Pierre Friedhofen naquit à Weitersburg,
près de Coblence, le 25 février 1819, sixième de sept enfants.
L’année
suivante
son père, qui était fermier, mourut. A neuf ans, ce fut au tour de
sa mère...Les enfants furent plongés dans un tel état de pauvreté
que la commune de Vallendar, à laquelle appartenait leur village,
les prit en charge. Une bonne dame assuma l’éducation des trois plus
petits ; mais la gêne matérielle obligea le jeune Pierre à des
absences fréquentes à l’école. A treize ans, il rejoignit son grand
frère Jacob qui était ramoneur à Ahrweiler, pour apprendre le métier
avec lui. Il fut reçut au sein de la corporation à dix-huit ans et à
vingt-trois ans retourna à Vallendar, comme maître-ramoneur de la
commune.
Frappé par l’indifférence religieuse des
jeunes de sa commune, il commença à former des groupes de filles
et des groupes de garçons afin de redonner de l’élan aux sociétés
locales d’assistance et d’apostolat, et les réunit sous le patronage
de saint Louis de Gonzague. Il en rédigea même les statuts. A
vingt-six ans, il sentit un mal de poitrine - sans doute les
prémices de la tuberculose - qui l’obligea à renoncer pour un temps
à son métier. Il demanda son admission au noviciat des
Rédemptoristes à Wittern en Hollande et il fut marqué pendant son
séjour de deux semaines par la ferveur qui y régnait. Mais, le 27
octobre 1845, son frère Jacob mourut, laissant une femme enceinte et
une famille nombreuse...Le jeune homme renonça à l’appel de la vie
religieuse pour secourir la famille endeuillée. Il se fit nommer
comme maître-ramoneur de la ville d’Ahrweiler pour assurer
l’entretien de ses neveux et de sa belle-sœur.

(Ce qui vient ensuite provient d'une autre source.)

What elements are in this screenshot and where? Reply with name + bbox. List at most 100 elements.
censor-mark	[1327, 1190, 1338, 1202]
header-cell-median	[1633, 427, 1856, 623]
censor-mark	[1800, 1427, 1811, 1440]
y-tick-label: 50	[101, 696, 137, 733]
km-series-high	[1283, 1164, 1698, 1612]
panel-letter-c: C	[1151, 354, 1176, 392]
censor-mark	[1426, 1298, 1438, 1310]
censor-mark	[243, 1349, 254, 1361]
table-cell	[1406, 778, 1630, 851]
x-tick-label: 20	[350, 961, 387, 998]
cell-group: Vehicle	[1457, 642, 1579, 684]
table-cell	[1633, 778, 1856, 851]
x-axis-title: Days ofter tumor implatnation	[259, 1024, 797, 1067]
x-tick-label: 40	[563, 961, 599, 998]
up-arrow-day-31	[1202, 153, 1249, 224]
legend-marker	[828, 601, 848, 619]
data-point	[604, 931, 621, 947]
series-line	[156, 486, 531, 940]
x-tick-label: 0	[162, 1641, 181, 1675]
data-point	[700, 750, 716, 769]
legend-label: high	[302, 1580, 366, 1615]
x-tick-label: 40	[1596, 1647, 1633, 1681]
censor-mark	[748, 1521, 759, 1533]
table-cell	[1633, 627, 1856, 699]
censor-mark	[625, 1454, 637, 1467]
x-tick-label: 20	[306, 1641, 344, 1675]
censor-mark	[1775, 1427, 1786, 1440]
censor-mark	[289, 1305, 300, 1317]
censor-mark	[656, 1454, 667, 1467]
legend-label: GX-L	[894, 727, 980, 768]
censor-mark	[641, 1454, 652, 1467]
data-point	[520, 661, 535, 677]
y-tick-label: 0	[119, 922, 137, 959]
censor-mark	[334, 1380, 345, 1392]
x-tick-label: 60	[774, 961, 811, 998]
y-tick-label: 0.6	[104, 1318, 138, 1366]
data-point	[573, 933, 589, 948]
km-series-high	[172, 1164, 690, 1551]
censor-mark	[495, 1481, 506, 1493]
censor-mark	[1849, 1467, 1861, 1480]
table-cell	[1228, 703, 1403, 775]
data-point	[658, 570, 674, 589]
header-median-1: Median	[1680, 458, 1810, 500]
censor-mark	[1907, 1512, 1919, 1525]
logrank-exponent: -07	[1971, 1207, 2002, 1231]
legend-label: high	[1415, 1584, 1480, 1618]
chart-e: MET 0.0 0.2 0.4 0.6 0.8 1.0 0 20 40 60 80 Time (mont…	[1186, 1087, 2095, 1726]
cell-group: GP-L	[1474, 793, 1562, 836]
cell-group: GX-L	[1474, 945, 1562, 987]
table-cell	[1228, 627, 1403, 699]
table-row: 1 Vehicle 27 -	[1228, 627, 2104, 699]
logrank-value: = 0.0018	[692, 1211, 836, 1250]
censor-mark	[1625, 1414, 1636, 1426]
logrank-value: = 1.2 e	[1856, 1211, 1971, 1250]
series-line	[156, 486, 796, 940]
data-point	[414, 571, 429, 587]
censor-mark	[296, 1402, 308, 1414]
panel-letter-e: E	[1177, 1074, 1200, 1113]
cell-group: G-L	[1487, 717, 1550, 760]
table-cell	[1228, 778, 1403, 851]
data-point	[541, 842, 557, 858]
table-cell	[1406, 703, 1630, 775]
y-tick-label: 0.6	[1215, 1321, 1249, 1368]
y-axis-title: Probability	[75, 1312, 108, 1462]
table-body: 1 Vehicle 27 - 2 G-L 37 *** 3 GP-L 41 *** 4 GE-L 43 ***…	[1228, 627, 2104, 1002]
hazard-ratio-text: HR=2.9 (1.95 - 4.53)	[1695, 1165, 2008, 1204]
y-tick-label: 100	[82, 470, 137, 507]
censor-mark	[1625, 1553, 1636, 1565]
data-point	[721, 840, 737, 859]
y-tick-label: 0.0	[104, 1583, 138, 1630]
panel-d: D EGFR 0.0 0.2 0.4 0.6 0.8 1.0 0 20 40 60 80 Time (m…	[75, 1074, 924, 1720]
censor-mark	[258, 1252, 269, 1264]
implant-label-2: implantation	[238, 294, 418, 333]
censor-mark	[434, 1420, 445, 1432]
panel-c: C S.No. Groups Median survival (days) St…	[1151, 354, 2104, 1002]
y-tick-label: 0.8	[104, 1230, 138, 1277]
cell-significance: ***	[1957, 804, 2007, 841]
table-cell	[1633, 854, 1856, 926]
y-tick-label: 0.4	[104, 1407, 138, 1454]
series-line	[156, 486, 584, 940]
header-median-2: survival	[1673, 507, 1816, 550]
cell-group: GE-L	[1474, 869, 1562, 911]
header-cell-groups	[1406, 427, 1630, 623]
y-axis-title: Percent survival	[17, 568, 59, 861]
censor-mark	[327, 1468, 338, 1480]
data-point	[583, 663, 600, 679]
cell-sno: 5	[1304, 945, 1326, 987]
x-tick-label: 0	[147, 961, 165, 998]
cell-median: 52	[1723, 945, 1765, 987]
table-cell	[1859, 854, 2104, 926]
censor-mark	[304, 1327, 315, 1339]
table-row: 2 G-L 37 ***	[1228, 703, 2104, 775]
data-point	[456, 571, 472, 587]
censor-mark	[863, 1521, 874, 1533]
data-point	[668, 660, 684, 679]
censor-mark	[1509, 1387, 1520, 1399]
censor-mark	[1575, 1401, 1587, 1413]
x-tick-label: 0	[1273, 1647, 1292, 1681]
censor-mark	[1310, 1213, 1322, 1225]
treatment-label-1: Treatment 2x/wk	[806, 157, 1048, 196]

Il n’en continuait pas moins son
apostolat poussé par l’amour du Christ. Il créa une association,
toujours sous le patronage de saint Louis de Gonzague, pour
apprendre à la jeunesse l’entraide et la fréquentation des
sacrements. L’évêque de Trèves le reçut le 2 juillet 1847 avec
d’autres délégations ; nous étions en pleine époque
d’industrialisation et de déracinement des campagnes avec toutes les
conséquences qui en découlaient. En même temps, il fit la
connaissance de l’abbé Liehs qui était secrétaire de l’évêque. Il en
fit son directeur spirituel. Il lui fut d’un grand soutien dans ses
projets. Pierre voulait trouver un terrain pour faire bâtir un
hospice. L’année 1848 fut en effet l’année d’une grave épidémie de
choléra et de troubles politiques. C’est à cette époque, en mars
1850, qu’il fut conseillé et encouragé par Catherine Kasper, récente
fondatrice des Pauvres Servantes de Jésus-Christ.
L’évêque, Mgr Arnoldi
(1798-1864), qui connaissait désormais cet artisan humble et
déterminé se dit qu’il avait trouvé son homme pour restaurer dans la
région les Frères de la Miséricorde, congrégation de religieux
infirmiers, appelés aussi Alexiens (d’ après saint Alexis, titulaire
de l’église de leur couvent d’Aix-la-Chapelle). Il demanda à Pierre
et à son ami Charles Marchand de faire une année de noviciat chez
les Frères à Aix-la-Chapelle pour apprendre les règles de la vie
commune et du métier d’infirmier.
Les Alexiens qui
s’appelaient à l’époque Cellites avaient été fondés, sous la règle
de saint Augustin, au XIVème siècle dans le duché de Brabant en
Flandre, au temps de la peste noire ; mais avait connu une certaine
décadence depuis le XVIIIème siècle.
L’expérience ne fut pas
totalement concluante pour Pierre, car il voulait " un nouveau feu,
un nouvel esprit, une nouvelle impulsion. Je veux porter assistance
aux malades et ainsi m’unir plus intimement à Jésus-Christ et
convertir les pécheurs les plus obstinés. " De plus selon la loi,
depuis l'administration napoléonienne, les vœux perpétuels étaient
interdits dans la région d' Aix-la-Chapelle et la gestion des
finances des Frères était soumise à l' approbation du conseil
municipal, ainsi que l' admission de nouveaux membres. Les Frères,
qui ne pouvaient recevoir de dons collectifs, étaient directement et
individuellement payés par les malades, ce qui s’opposait au vœu de
pauvreté individuelle. Pierre Friedhofen était donc troublé. Ils
quittèrent le noviciat au bout de cinq mois, en ayant toutefois
appris de nouvelles règles.
Finalement convaincu,
car la congrégation était à l’agonie en partie à cause de la
législation, l’évêque fournit de l’aide à Pierre pour s’installer
dans une pauvre maisonnette à Weitersburg, son village natal, et
aider en novembre 1850, à la formation d’une nouvelle communauté,
les Frères de la Miséricorde de Marie-Auxiliatrice. Charles Marchand
fit part de ses objections, car il estimait que son compagnon, à
cause de son manque d’instruction, n’était pas fait pour en être le
Supérieur. Il partit. La joie des débuts se transforma en épreuve.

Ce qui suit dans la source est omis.